Both treaties achieve a balance of outcomes that will provide Australia with

a competitive tax framework for international trade and investment, while ensuring

the Australian revenue base is sustainable and suitably protected. The treaties

ensure Australia can effectively apply its taxing rights in respect of Australian

sourced business profits, the exploitation of its natural resources and the

sale of significant Australian assets.

Formal notification of the entry into force of both treaties will be published

in the Gazette as soon as practicable. Copies of the treaties are available

on the Department of Treasury’s internet site (http://www.treasury.gov.au)

at “Taxation”.

Further details of the treaties are provided in the Attachment.

MELBOURNE

16 January 2004

Contact: David Alexander

03 9650 0244


ATTACHMENT

Main features of the Australia-UK treaty

Reductions in interest withholding tax will reduce the borrowing costs for

Australian companies in the UK. Generally, nil interest withholding tax is payable

where interest is paid to a financial institution or a government body exercising

governmental functions. The new treaty will also remove obstacles for Australian

banks seeking to lend offshore thereby improving Australia’s standing

as a global financial centre.

Reductions in dividend withholding tax will help Australia to attract and

retain UK foreign direct investment. The new treaty exempts from withholding

tax dividends paid to a publicly listed company which controls 80 per cent or

more of the voting power in the company paying the dividend, a 5 per cent withholding

tax rate applies to dividends paid to other companies with voting power of 10

per cent or greater in the dividend paying company, and a 15 per cent withholding

tax rate applies for all other dividends.

The reduction in the rate of royalty withholding tax from 10 per cent to 5

per cent will improve Australian access to UK intellectual property. The reduction

will also positively affect Australian companies receiving royalties from the

export of Australian-owned technology.

The treaty also contains other features which are in line with Australia’s

current tax law and treaty policies and practice. They include provisions which

are designed to remove uncertainty for business by clearly allocating taxing

rights between the two jurisdictions, and to protect taxpayers from discrimination

and give them rights of appeal against such discrimination.

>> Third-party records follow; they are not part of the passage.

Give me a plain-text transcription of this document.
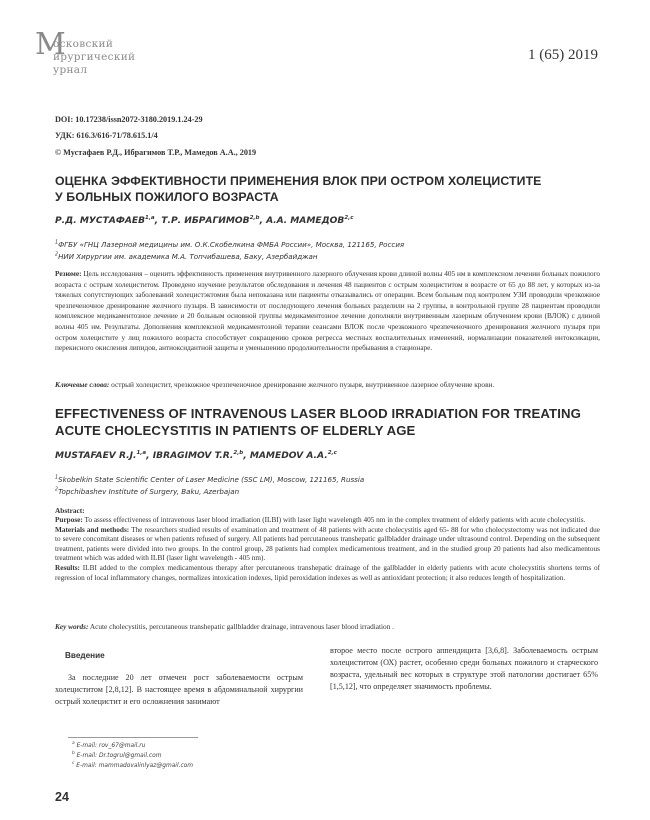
M
осковский
ирургический
урнал
1 (65) 2019
DOI: 10.17238/issn2072-3180.2019.1.24-29
УДК: 616.3/616-71/78.615.1/4
© Мустафаев Р.Д., Ибрагимов Т.Р., Мамедов А.А., 2019
ОЦЕНКА ЭФФЕКТИВНОСТИ ПРИМЕНЕНИЯ ВЛОК ПРИ ОСТРОМ ХОЛЕЦИСТИТЕ
У БОЛЬНЫХ ПОЖИЛОГО ВОЗРАСТА
Р.Д. МУСТАФАЕВ$^{1,a}$, Т.Р. ИБРАГИМОВ$^{2,b}$, А.А. МАМЕДОВ$^{2,c}$
$^1$ФГБУ «ГНЦ Лазерной медицины им. О.К.Скобелкина ФМБА России», Москва, 121165, Россия
$^2$НИИ Хирургии им. академика М.А. Топчибашева, Баку, Азербайджан
Резюме: Цель исследования – оценить эффективность применения внутривенного лазерного облучения крови длиной волны 405 нм в комплексном лечении больных пожилого возраста с острым холециститом. Проведено изучение результатов обследования и лечения 48 пациентов с острым холециститом в возрасте от 65 до 88 лет, у которых из-за тяжелых сопутствующих заболеваний холецистэктомия была непоказана или пациенты отказывались от операции. Всем больным под контролем УЗИ проводили чрезкожное чрезпеченочное дренирование желчного пузыря. В зависимости от последующего лечения больных разделили на 2 группы, в контрольной группе 28 пациентам проводили комплексное медикаментозное лечение и 20 больным основной группы медикаментозное лечение дополняли внутривенным лазерным облучением крови (ВЛОК) с длиной волны 405 нм. Результаты. Дополнения комплексной медикаментозной терапии сеансами ВЛОК после чрезкожного чрезпеченочного дренирования желчного пузыря при остром холецистите у лиц пожилого возраста способствует сокращению сроков регресса местных воспалительных изменений, нормализации показателей интоксикации, перекисного окисления липидов, антиоксидантной защиты и уменьшению продолжительности пребывания в стационаре.
Ключевые слова: острый холецистит, чрезкожное чрезпеченочное дренирование желчного пузыря, внутривенное лазерное облучение крови.
EFFECTIVENESS OF INTRAVENOUS LASER BLOOD IRRADIATION FOR TREATING
ACUTE CHOLECYSTITIS IN PATIENTS OF ELDERLY AGE
MUSTAFAEV R.J.$^{1,a}$, IBRAGIMOV T.R.$^{2,b}$, MAMEDOV A.A.$^{2,c}$
$^1$Skobelkin State Scientific Center of Laser Medicine (SSC LM), Moscow, 121165, Russia
$^2$Topchibashev Institute of Surgery, Baku, Azerbajan
Abstract:

Purpose: To assess effectiveness of intravenous laser blood irradiation (ILBI) with laser light wavelength 405 nm in the complex treatment of elderly patients with acute cholecystitis.

Materials and methods: The researchers studied results of examination and treatment of 48 patients with acute cholecystitis aged 65- 88 for who cholecystectomy was not indicated due to severe concomitant diseases or when patients refused of surgery. All patients had percutaneous transhepatic gallbladder drainage under ultrasound control. Depending on the subsequent treatment, patients were divided into two groups. In the control group, 28 patients had complex medicamentous treatment, and in the studied group 20 patients had also medicamentous treatment which was added with ILBI (laser light wavelength - 405 nm).

Results: ILBI added to the complex medicamentous therapy after percutaneous transhepatic drainage of the gallbladder in elderly patients with acute cholecystitis shortens terms of regression of local inflammatory changes, normalizes intoxication indexes, lipid peroxidation indexes as well as antioxidant protection; it also reduces length of hospitalization.

Key words: Acute cholecystitis, percutaneous transhepatic gallbladder drainage, intravenous laser blood irradiation .
Введение

За последние 20 лет отмечен рост заболеваемости острым холециститом [2,8,12]. В настоящее время в абдоминальной хирургии острый холецистит и его осложнения занимают

второе место после острого аппендицита [3,6,8]. Заболеваемость острым холециститом (ОХ) растет, особенно среди больных пожилого и старческого возраста, удельный вес которых в структуре этой патологии достигает 65% [1,5,12], что определяет значимость проблемы.

$^a$ E-mail: rov_67@mail.ru
$^b$ E-mail: Dr.togrul@gmail.com
$^c$ E-mail: mammadovalinlyaz@gmail.com
24
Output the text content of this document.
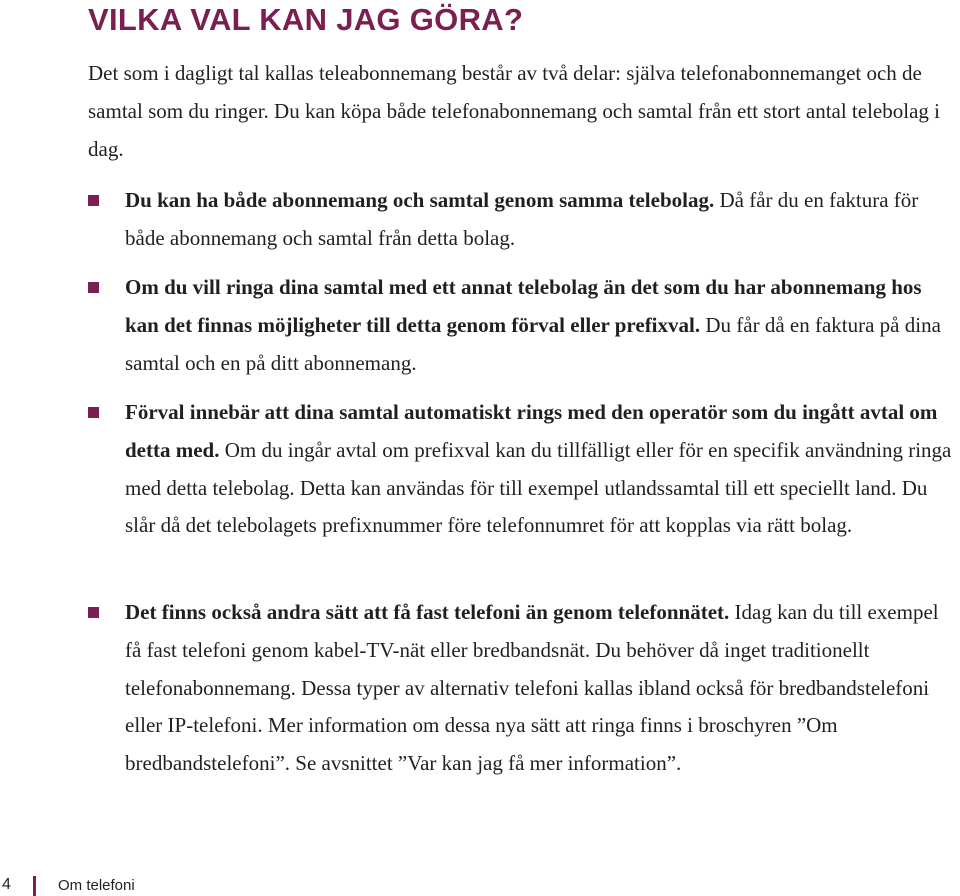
VILKA VAL KAN JAG GÖRA?

Det som i dagligt tal kallas teleabonnemang består av två delar: själva telefonabonnemanget och de samtal som du ringer. Du kan köpa både telefonabonnemang och samtal från ett stort antal telebolag i dag.

Du kan ha både abonnemang och samtal genom samma telebolag. Då får du en faktura för både abonnemang och samtal från detta bolag.
Om du vill ringa dina samtal med ett annat telebolag än det som du har abonnemang hos kan det finnas möjligheter till detta genom förval eller prefixval. Du får då en faktura på dina samtal och en på ditt abonnemang.
Förval innebär att dina samtal automatiskt rings med den operatör som du ingått avtal om detta med. Om du ingår avtal om prefixval kan du tillfälligt eller för en specifik användning ringa med detta telebolag. Detta kan användas för till exempel utlandssamtal till ett speciellt land. Du slår då det telebolagets prefixnummer före telefonnumret för att kopplas via rätt bolag.
Det finns också andra sätt att få fast telefoni än genom telefonnätet. Idag kan du till exempel få fast telefoni genom kabel-TV-nät eller bredbandsnät. Du behöver då inget traditionellt telefonabonnemang. Dessa typer av alternativ telefoni kallas ibland också för bredbandstelefoni eller IP-telefoni. Mer information om dessa nya sätt att ringa finns i broschyren ”Om bredbandstelefoni”. Se avsnittet ”Var kan jag få mer information”.
4	Om telefoni
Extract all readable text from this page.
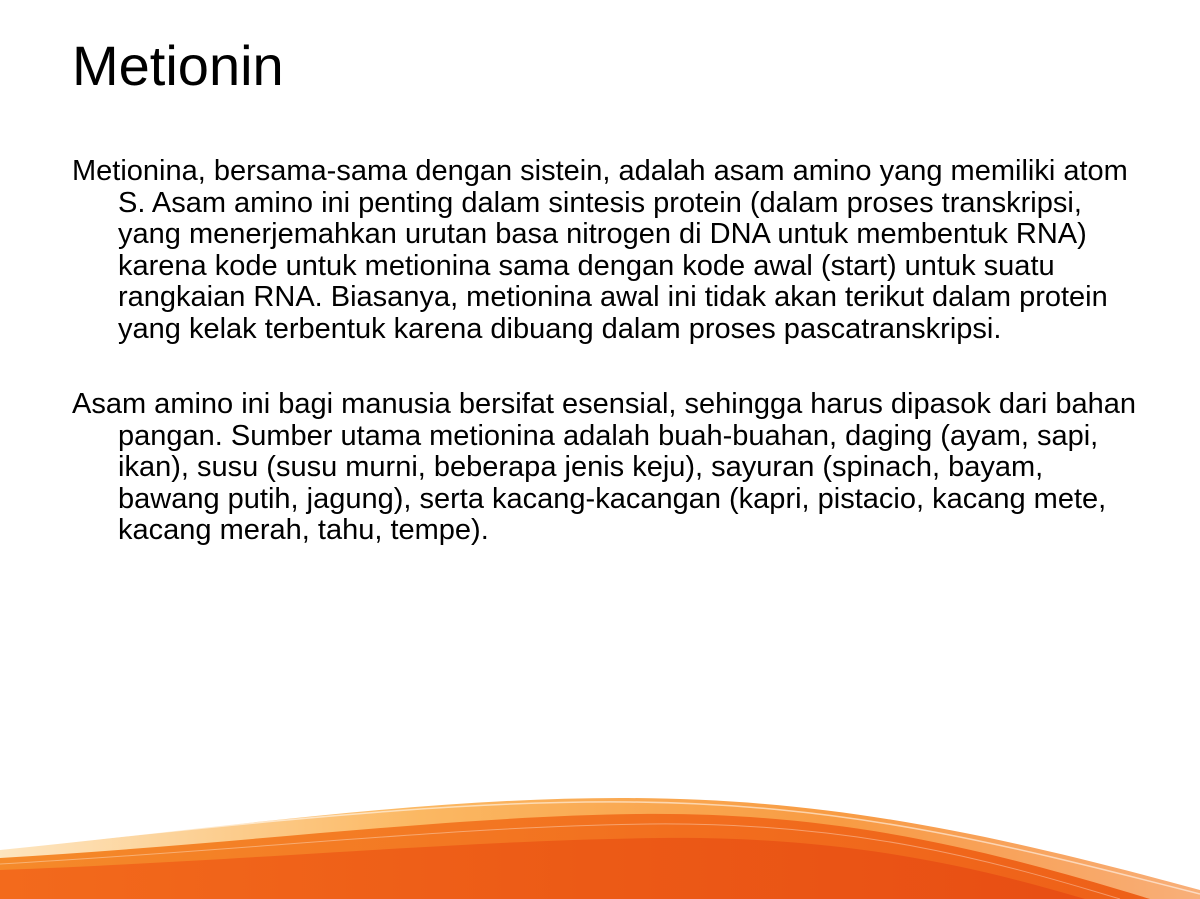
Metionin

Metionina, bersama-sama dengan sistein, adalah asam amino yang memiliki atom S. Asam amino ini penting dalam sintesis protein (dalam proses transkripsi, yang menerjemahkan urutan basa nitrogen di DNA untuk membentuk RNA) karena kode untuk metionina sama dengan kode awal (start) untuk suatu rangkaian RNA. Biasanya, metionina awal ini tidak akan terikut dalam protein yang kelak terbentuk karena dibuang dalam proses pascatranskripsi.

Asam amino ini bagi manusia bersifat esensial, sehingga harus dipasok dari bahan pangan. Sumber utama metionina adalah buah-buahan, daging (ayam, sapi, ikan), susu (susu murni, beberapa jenis keju), sayuran (spinach, bayam, bawang putih, jagung), serta kacang-kacangan (kapri, pistacio, kacang mete, kacang merah, tahu, tempe).
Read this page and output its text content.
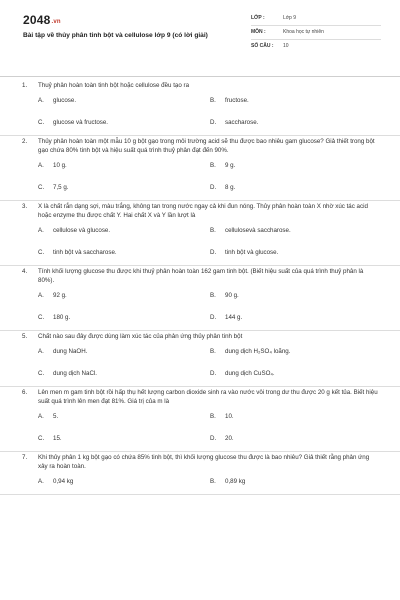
2048.vn
Bài tập về thủy phân tinh bột và cellulose lớp 9 (có lời giải)
LỚP :	Lớp 9
MÔN :	Khoa học tự nhiên
SỐ CÂU :	10
1.	Thuỷ phân hoàn toàn tinh bột hoặc cellulose đều tạo ra
A.	glucose.	B.	fructose.
C.	glucose và fructose.	D.	saccharose.
2.	Thủy phân hoàn toàn một mẫu 10 g bột gạo trong môi trường acid sẽ thu được bao nhiêu gam glucose? Giả thiết trong bột gạo chứa 80% tinh bột và hiệu suất quá trình thuỷ phân đạt đến 90%.
A.	10 g.	B.	9 g.
C.	7,5 g.	D.	8 g.
3.	X là chất rắn dạng sợi, màu trắng, không tan trong nước ngay cả khi đun nóng. Thủy phân hoàn toàn X nhờ xúc tác acid hoặc enzyme thu được chất Y. Hai chất X và Y lần lượt là
A.	cellulose và glucose.	B.	cellulosevà saccharose.
C.	tinh bột và saccharose.	D.	tinh bột và glucose.
4.	Tính khối lượng glucose thu được khi thuỷ phân hoàn toàn 162 gam tinh bột. (Biết hiệu suất của quá trình thuỷ phân là 80%).
A.	92 g.	B.	90 g.
C.	180 g.	D.	144 g.
5.	Chất nào sau đây được dùng làm xúc tác của phản ứng thủy phân tinh bột
A.	dung NaOH.	B.	dung dịch H₂SO₄ loãng.
C.	dung dịch NaCl.	D.	dung dịch CuSO₄.
6.	Lên men m gam tinh bột rồi hấp thụ hết lượng carbon dioxide sinh ra vào nước vôi trong dư thu được 20 g kết tủa. Biết hiệu suất quá trình lên men đạt 81%. Giá trị của m là
A.	5.	B.	10.
C.	15.	D.	20.
7.	Khi thủy phân 1 kg bột gạo có chứa 85% tinh bột, thì khối lượng glucose thu được là bao nhiêu? Giả thiết rằng phản ứng xảy ra hoàn toàn.
A.	0,94 kg	B.	0,89 kg
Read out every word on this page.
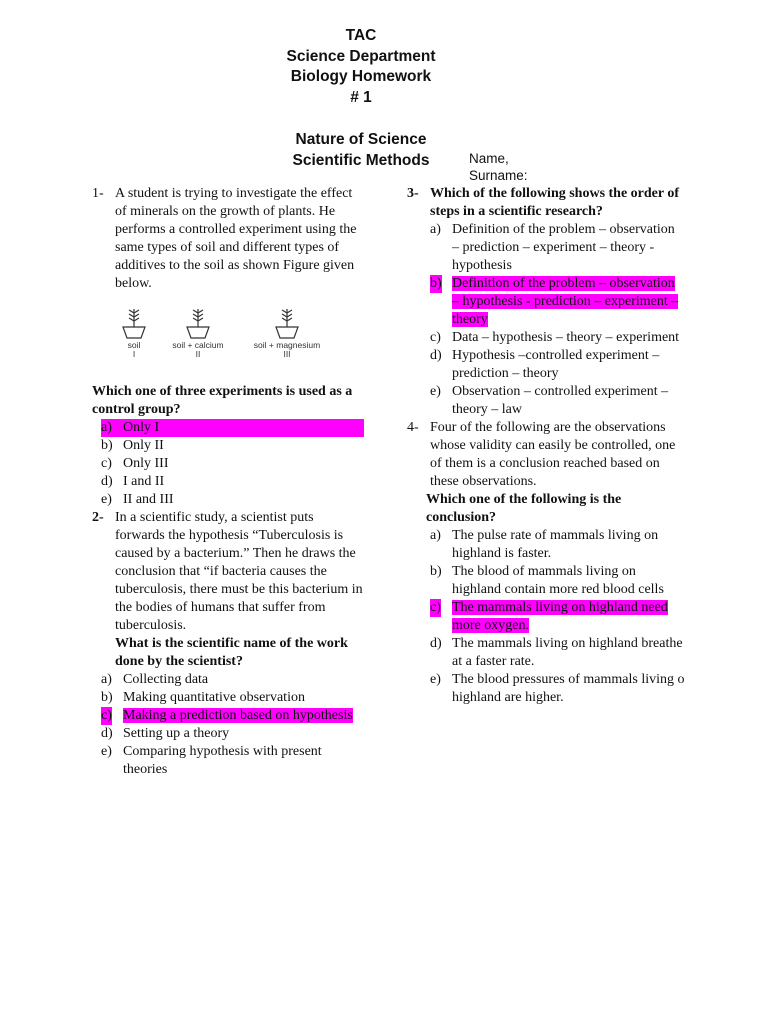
TAC
Science Department
Biology Homework
# 1
Nature of Science
Scientific Methods	Name,
Surname:
1- A student is trying to investigate the effect of minerals on the growth of plants. He performs a controlled experiment using the same types of soil and different types of additives to the soil as shown Figure given below.
soil
I
soil + calcium
II
soil + magnesium
III
Which one of three experiments is used as a control group?
a) Only I
b) Only II
c) Only III
d) I and II
e) II and III
2- In a scientific study, a scientist puts forwards the hypothesis “Tuberculosis is caused by a bacterium.” Then he draws the conclusion that “if bacteria causes the tuberculosis, there must be this bacterium in the bodies of humans that suffer from tuberculosis.
What is the scientific name of the work done by the scientist?
a) Collecting data
b) Making quantitative observation
c) Making a prediction based on hypothesis
d) Setting up a theory
e) Comparing hypothesis with present theories
3- Which of the following shows the order of steps in a scientific research?
a) Definition of the problem – observation – prediction – experiment – theory - hypothesis
b) Definition of the problem – observation – hypothesis - prediction – experiment – theory
c) Data – hypothesis – theory – experiment
d) Hypothesis –controlled experiment – prediction – theory
e) Observation – controlled experiment – theory – law
4- Four of the following are the observations whose validity can easily be controlled, one of them is a conclusion reached based on these observations.
Which one of the following is the conclusion?
a) The pulse rate of mammals living on highland is faster.
b) The blood of mammals living on highland contain more red blood cells
c) The mammals living on highland need more oxygen.
d) The mammals living on highland breathe at a faster rate.
e) The blood pressures of mammals living o highland are higher.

The new UK treaty will have effect for Australian and UK withholding taxes

in relation to dividends, interest and royalties on or after 1 July 2004. The

dates of effect for Australian fringe benefits tax and income tax are respectively

1 April 2004 and 1 July 2004.

Main Features of the Australia-Russia treaty

The treaty will reduce the withholding tax rates applicable to dividend and

royalty flows between Australia and Russia. This will benefit Australia through

reductions in the level of Russian tax on payments flowing back to Australia.

The 15 percent withholding tax rate that applies to dividends under the treaty

is lowered to 5 per cent if the following conditions are met:

  • the dividends have been fully taxed at the corporate level and the dividend

    recipient is a company that holds directly at least 10 per cent of the capital

    of the company paying the dividend;

  • the resident of the other State has invested a minimum of $A 700,000 dollars

    or the Russian rouble equivalent in the company; and

  • where the dividends are paid by a company that is resident in Russia, the

    dividends must be exempt from Australian tax.

A royalty withholding tax rate limit of 10 per cent of the gross amount of

royalties will generally apply for both countries. The treaty is one of the

first of Australia’s new tax treaties to include spectrum licences in

the definition of royalties, as announced in the Treasurer’s Press Release

No. 26 of 1998.

The possibility of double taxation of capital gains is reduced under the treaty

by the inclusion of an Alienation of Property Article. This Article also includes

a provision that deals with the indirect alienation of real property following

the Federal Court’s decision in the Lamesa Holdings BV case.